GlaxoSmithKline (GSK) has long operated the ClinicalStudyDataRequest platform established in 2013 to share participant‑level datasets with independent researchers, and multiple other sponsors contributed studies through that portal ^[3]. Johnson & Johnson has formally transferred authority for reviewing PLD requests to the Yale Open Data Access (YODA) project, creating an independent adjudication pathway for researchers seeking trial data ^[4]. Bristol‑Myers Squibb has contracted external reviewers (Duke Clinical Research Institute) to manage requests, illustrating the model in which sponsors outsource governance of access ^[4]. These named arrangements show that several industry leaders have operational routes for independent reanalysis rather than purely internal gatekeeping ^{[3] [4]}.

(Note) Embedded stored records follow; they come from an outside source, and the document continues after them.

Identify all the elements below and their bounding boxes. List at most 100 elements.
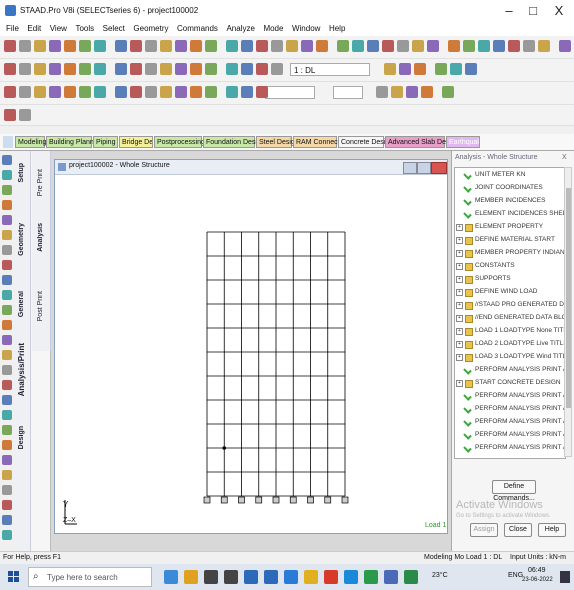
expand-icon[interactable]: + bbox=[456, 263, 463, 270]
expand-icon[interactable]: + bbox=[456, 289, 463, 296]
taskbar-app-icon[interactable] bbox=[344, 570, 358, 584]
toolbar-tool-icon[interactable] bbox=[49, 63, 61, 75]
side-tab-design[interactable]: Design bbox=[17, 426, 27, 449]
windows-start-icon[interactable] bbox=[8, 571, 20, 583]
toolbar-tool-icon[interactable] bbox=[412, 40, 424, 52]
toolbar-tool-icon[interactable] bbox=[465, 63, 477, 75]
tree-item[interactable]: + LOAD 2 LOADTYPE Live TITLE LL bbox=[455, 339, 565, 349]
side-tab-post-print[interactable]: Post Print bbox=[36, 291, 46, 321]
toolbar-tool-icon[interactable] bbox=[448, 40, 460, 52]
command-tree[interactable]: UNIT METER KN JOINT COORDINATES MEMBER INC… bbox=[454, 167, 566, 459]
toolbar-tool-icon[interactable] bbox=[190, 86, 202, 98]
minimize-button[interactable]: – bbox=[498, 3, 520, 19]
toolbar-tool-icon[interactable] bbox=[64, 63, 76, 75]
toolbar-tool-icon[interactable] bbox=[538, 40, 550, 52]
tree-item[interactable]: PERFORM ANALYSIS PRINT ALL bbox=[455, 430, 565, 440]
toolbar-tool-icon[interactable] bbox=[508, 40, 520, 52]
side-tool-icon[interactable] bbox=[2, 425, 12, 435]
toolbar-tool-icon[interactable] bbox=[94, 86, 106, 98]
taskbar-app-icon[interactable] bbox=[384, 570, 398, 584]
tree-item[interactable]: + SUPPORTS bbox=[455, 274, 565, 284]
notification-icon[interactable] bbox=[560, 571, 570, 583]
maximize-button[interactable]: □ bbox=[522, 3, 544, 19]
menu-select[interactable]: Select bbox=[103, 22, 125, 36]
side-tool-icon[interactable] bbox=[2, 185, 12, 195]
tree-item[interactable]: PERFORM ANALYSIS PRINT ALL bbox=[455, 443, 565, 453]
toolbar-tool-icon[interactable] bbox=[367, 40, 379, 52]
taskbar-app-icon[interactable] bbox=[404, 570, 418, 584]
expand-icon[interactable]: + bbox=[456, 302, 463, 309]
weather-text[interactable]: 23°C bbox=[432, 572, 448, 579]
taskbar-app-icon[interactable] bbox=[224, 570, 238, 584]
toolbar-tool-icon[interactable] bbox=[337, 40, 349, 52]
tree-item[interactable]: + MEMBER PROPERTY INDIAN bbox=[455, 248, 565, 258]
toolbar-tool-icon[interactable] bbox=[226, 63, 238, 75]
tree-item[interactable]: + //STAAD PRO GENERATED DATA DO NOT bbox=[455, 300, 565, 310]
toolbar-tool-icon[interactable] bbox=[384, 63, 396, 75]
toolbar-tool-icon[interactable] bbox=[478, 40, 490, 52]
doc-minimize-button[interactable] bbox=[403, 162, 417, 174]
expand-icon[interactable]: + bbox=[456, 380, 463, 387]
toolbar-spin-field[interactable] bbox=[333, 86, 363, 99]
taskbar-search-box[interactable]: ⌕ Type here to search bbox=[28, 567, 152, 587]
toolbar-tool-icon[interactable] bbox=[226, 86, 238, 98]
support-symbol[interactable] bbox=[307, 496, 314, 504]
tree-scrollbar[interactable] bbox=[564, 167, 572, 457]
assign-button[interactable]: Assign bbox=[470, 523, 498, 537]
tree-item[interactable]: + ELEMENT PROPERTY bbox=[455, 222, 565, 232]
toolbar-tool-icon[interactable] bbox=[94, 40, 106, 52]
toolbar-tool-icon[interactable] bbox=[4, 109, 16, 121]
toolbar-tool-icon[interactable] bbox=[64, 40, 76, 52]
tab-earthquake[interactable]: Earthquake bbox=[446, 136, 480, 148]
toolbar-tool-icon[interactable] bbox=[79, 86, 91, 98]
side-tab-analysis[interactable]: Analysis bbox=[36, 223, 46, 252]
side-tool-icon[interactable] bbox=[2, 320, 12, 330]
toolbar-tool-icon[interactable] bbox=[4, 63, 16, 75]
toolbar-tool-icon[interactable] bbox=[34, 40, 46, 52]
side-tool-icon[interactable] bbox=[2, 380, 12, 390]
toolbar-tool-icon[interactable] bbox=[463, 40, 475, 52]
toolbar-tool-icon[interactable] bbox=[442, 86, 454, 98]
expand-icon[interactable]: + bbox=[456, 250, 463, 257]
panel-close-icon[interactable]: X bbox=[562, 154, 567, 161]
toolbar-tool-icon[interactable] bbox=[241, 63, 253, 75]
expand-icon[interactable]: + bbox=[456, 341, 463, 348]
toolbar-tool-icon[interactable] bbox=[160, 63, 172, 75]
toolbar-tool-icon[interactable] bbox=[399, 63, 411, 75]
toolbar-tool-icon[interactable] bbox=[190, 40, 202, 52]
toolbar-tool-icon[interactable] bbox=[130, 86, 142, 98]
toolbar-tool-icon[interactable] bbox=[19, 86, 31, 98]
menu-geometry[interactable]: Geometry bbox=[133, 22, 168, 36]
support-symbol[interactable] bbox=[255, 496, 263, 504]
side-tool-icon[interactable] bbox=[2, 365, 12, 375]
tab-modeling[interactable]: Modeling bbox=[15, 136, 46, 148]
menu-help[interactable]: Help bbox=[329, 22, 345, 36]
toolbar-tool-icon[interactable] bbox=[421, 86, 433, 98]
toolbar-tool-icon[interactable] bbox=[523, 40, 535, 52]
toolbar-tool-icon[interactable] bbox=[241, 40, 253, 52]
side-tab-general[interactable]: General bbox=[17, 291, 27, 317]
menu-view[interactable]: View bbox=[50, 22, 67, 36]
panel-close-button[interactable]: Close bbox=[504, 523, 532, 537]
side-tool-icon[interactable] bbox=[2, 530, 12, 540]
tab-building-planner[interactable]: Building Planner bbox=[46, 136, 100, 148]
side-tool-icon[interactable] bbox=[2, 350, 12, 360]
language-indicator[interactable]: ENG bbox=[508, 572, 523, 579]
toolbar-tool-icon[interactable] bbox=[382, 40, 394, 52]
side-tool-icon[interactable] bbox=[2, 440, 12, 450]
tree-item[interactable]: + START CONCRETE DESIGN bbox=[455, 378, 565, 388]
toolbar-tool-icon[interactable] bbox=[493, 40, 505, 52]
toolbar-tool-icon[interactable] bbox=[190, 63, 202, 75]
toolbar-tool-icon[interactable] bbox=[397, 40, 409, 52]
side-tool-icon[interactable] bbox=[2, 215, 12, 225]
structure-document-window[interactable]: project100002 - Whole Structure Y Z–X Lo… bbox=[54, 159, 448, 534]
side-tab-geometry[interactable]: Geometry bbox=[17, 223, 27, 256]
tab-piping[interactable]: Piping bbox=[93, 136, 118, 148]
support-symbol[interactable] bbox=[341, 496, 349, 504]
side-tool-icon[interactable] bbox=[2, 305, 12, 315]
toolbar-tool-icon[interactable] bbox=[49, 40, 61, 52]
side-tool-icon[interactable] bbox=[2, 170, 12, 180]
support-symbol[interactable] bbox=[220, 496, 228, 504]
toolbar-tool-icon[interactable] bbox=[414, 63, 426, 75]
tree-item[interactable]: + LOAD 1 LOADTYPE None TITLE DL bbox=[455, 326, 565, 336]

2. How widespread are these policies — headline statistics and their limits

Assessments find a majority of large sponsors now publish IPD‑sharing policies, with a 42‑company audit reporting roughly three‑quarters (74%) had a stated policy, and later evaluations of high‑revenue medicines finding 64% of supporting trials were eligible for IPD requests; yet other audits show far fewer trials are practically shareable—only 15% of a sampled set were confirmed eligible two years after publication—demonstrating a gap between policy and practice ^{[6] [1] [5]}. Good Pharma Scorecard analyses also reported only 25% of large companies fully met a composite data‑sharing measure, underlining major heterogeneity across firms ^[2].

3. The controlled‑access model: third‑party review, redaction, and conditionality

Most companies avoid open public posting of PLD due to re‑identification risks and instead use controlled‑access models that require independent scientific review panels, data use agreements, and redaction/anonymization steps; the literature recommends independent panels and training to assess requests while companies limit themselves to eligibility determinations ^{[7] [8]}. This model enables independent reanalysis in principle but imposes procedural barriers—varying review criteria, redaction heterogeneity, and sponsor‑set eligibility rules—that affect whether a given researcher can obtain analysis‑ready datasets ^{[9] [8]}.

4. What audits and reanalyses reveal — progress and persistent obstacles

Independent audits and quality‑improvement studies find meaningful but uneven progress: some high‑profile medicines now have multiple trials eligible for requests, yet many datasets remain unavailable, heavily redacted, or managed internally in ways that impede replication and pooled meta‑analysis ^{[1] [10]}. Investigations note few published independent reanalyses overall, suggesting that even with policies in place, practical obstacles—platform fragmentation, slow adjudication, and inconsistent metadata—limit reuse ^{[3] [7]}.

5. Competing narratives, incentives, and what the evidence does not settle

Industry emphasizes patient privacy and the logistical burden of preparing PLD while transparency advocates push for open access models to enable immediate verification; both positions are visible across the reviewed literature and audits, which also flag potential conflicts when sponsors retain some control over eligibility criteria or platform choice ^{[8] [4]}. The sources document which companies and mechanisms exist and quantify variability, but they do not provide a comprehensive, current roster of every firm that will grant reanalysis for every trial—reporting focuses on samples, platforms, and audits rather than a definitive company‑by‑company checklist ^{[2] [6]}.